Site: Whenever possible, it's a good idea to install your morel beds near trees we know them to associate with, in shade, or in a preferred soil type. For our culture that would mean sandy or mineral soils around pines or a mixed conifer stand. Though morels don't form mycorrhizal relationships in the same way we know other fungi do, they may rely on the microbiome created in a particular host plant's rhizosphere. It's certainly worth testing out different tree associations on the same site for comparison and there's potential for planting trees into an installation or attempting to inoculate tree roots. If you lack tree cover, it can be helpful to use shade cloth or some sort of structure to limit light exposure.
Substrate: Substrate formulation should take into account the dynamics between a nutritive and non-nutritive layer to facilitate proper sclerotia formation. With that in mind, there's a lot of room for testing out different combinations. Some ideas for a nutritive layer include: sawdust, wood chips, or agricultural wastes amended with soy hulls, wheat bran, cooked grains, or even just a rich soil or compost. For the non-nutritive layer you can try: sand, peat moss, coco coir, sterilized soil, wood ash, or other burned organic materials.
We know that morels tend to prefer mildly alkaline substrates, so wood ash may serve as a medium both to replicate the original growing conditions and to adjust the pH of your grow. Otherwise, you can use hydrated lime if you'd like to add some alkalinity.
It seems best to either inoculate the non-nutritive layer or spread the spawn out as a layer unto itself above it to create the backstreaming necessary for sclerotia formation. To prevent pests from burrowing, add some leafy debris, chicken wire, or some sort of fence around the bed.

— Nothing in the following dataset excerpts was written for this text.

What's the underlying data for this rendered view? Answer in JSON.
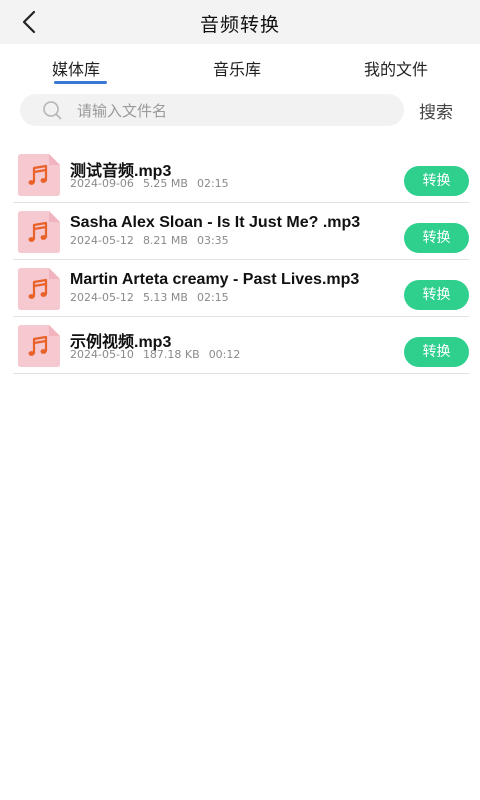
{
  "header": {
    "title": "音频转换"
  },
  "tabs": [
    {
      "label": "媒体库",
      "active": true
    },
    {
      "label": "音乐库",
      "active": false
    },
    {
      "label": "我的文件",
      "active": false
    }
  ],
  "search": {
    "placeholder": "请输入文件名",
    "button_label": "搜索"
  },
  "files": [
    {
      "name": "测试音频.mp3",
      "date": "2024-09-06",
      "size": "5.25 MB",
      "duration": "02:15",
      "action": "转换"
    },
    {
      "name": "Sasha Alex Sloan - Is It Just Me?  .mp3",
      "date": "2024-05-12",
      "size": "8.21 MB",
      "duration": "03:35",
      "action": "转换"
    },
    {
      "name": "Martin Arteta creamy - Past Lives.mp3",
      "date": "2024-05-12",
      "size": "5.13 MB",
      "duration": "02:15",
      "action": "转换"
    },
    {
      "name": "示例视频.mp3",
      "date": "2024-05-10",
      "size": "187.18 KB",
      "duration": "00:12",
      "action": "转换"
    }
  ],
  "colors": {
    "accent": "#3a78d8",
    "button": "#2fcf8e",
    "thumb_bg": "#f6c9d0",
    "note_icon": "#e8622a"
  },
  "icons": {
    "back": "chevron-left-icon",
    "search": "search-icon",
    "file": "music-note-icon"
  }
}
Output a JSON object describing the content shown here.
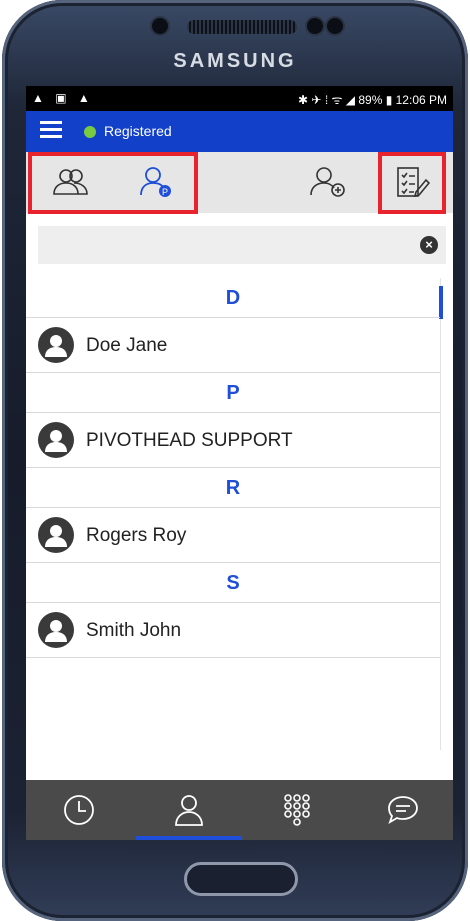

Temperature: To the best of our knowledge, morels require a freezing period, thaw and draining of their soil, followed by a rise in soil temperatures to about 50 degrees F. This cycle mimics the temperate transition from fall through winter and spring. It's unclear if morels may grow in more tropical climates.
Fruiting Information: While we don't know exactly what may cause a bed to fruit, it may be helpful for it to go through a freeze and thaw cycle as it would in nature. Some techniques described elsewhere also suggest flooding the bed ahead of winter dormancy.
Harvesting: Mature morels are often determined by their size and the color of their cap, especially of the ridges. Yellow morels when young can appear gray, developing a richer yellow or light hue as they age and light ridges. Black morels on the other hand will darken nearly to black along their ridges. Besides Morchella diminutiva, a rather small morel, most yellow and black morels will be medium sized or 3-6 inches tall. You can pluck or cut the mushroom at it's base, taking care not to disturb the soil too much. Either style will leave the mycelium unharmed.
Medicinal Qualities: Morels boast a high protein content are rich in minerals and B vitamins. Additionally, they're being researched for their potential to support the immune system, their anti-oxidative, anti-inflammatory, and anti-tumor properties. (1)
Cooking: Morels are toxic when they're eaten raw, and can cause gastric upset. So, it's very important that they're cooked thoroughly to avoid illness. Like any mushroom, it's possible for some individuals to have an adverse reaction or allergy to eating them, so we encourage you to only eat a small amount - a couple bites - the first time you try them to see how you feel.
All that considered, morels are a highly prized edible with a rich and distinct flavor. To let them fully shine, we like to prepare them simply by sauteeing them on low to medium heat in a fat with some other spring alliums if they're on hand. Pair with your favorite pasta or some fresh caught fish. Preserving morels is easy and they dehydrate well, so if you find a honey pot, you can really stretch our your enjoyment of this special shroom.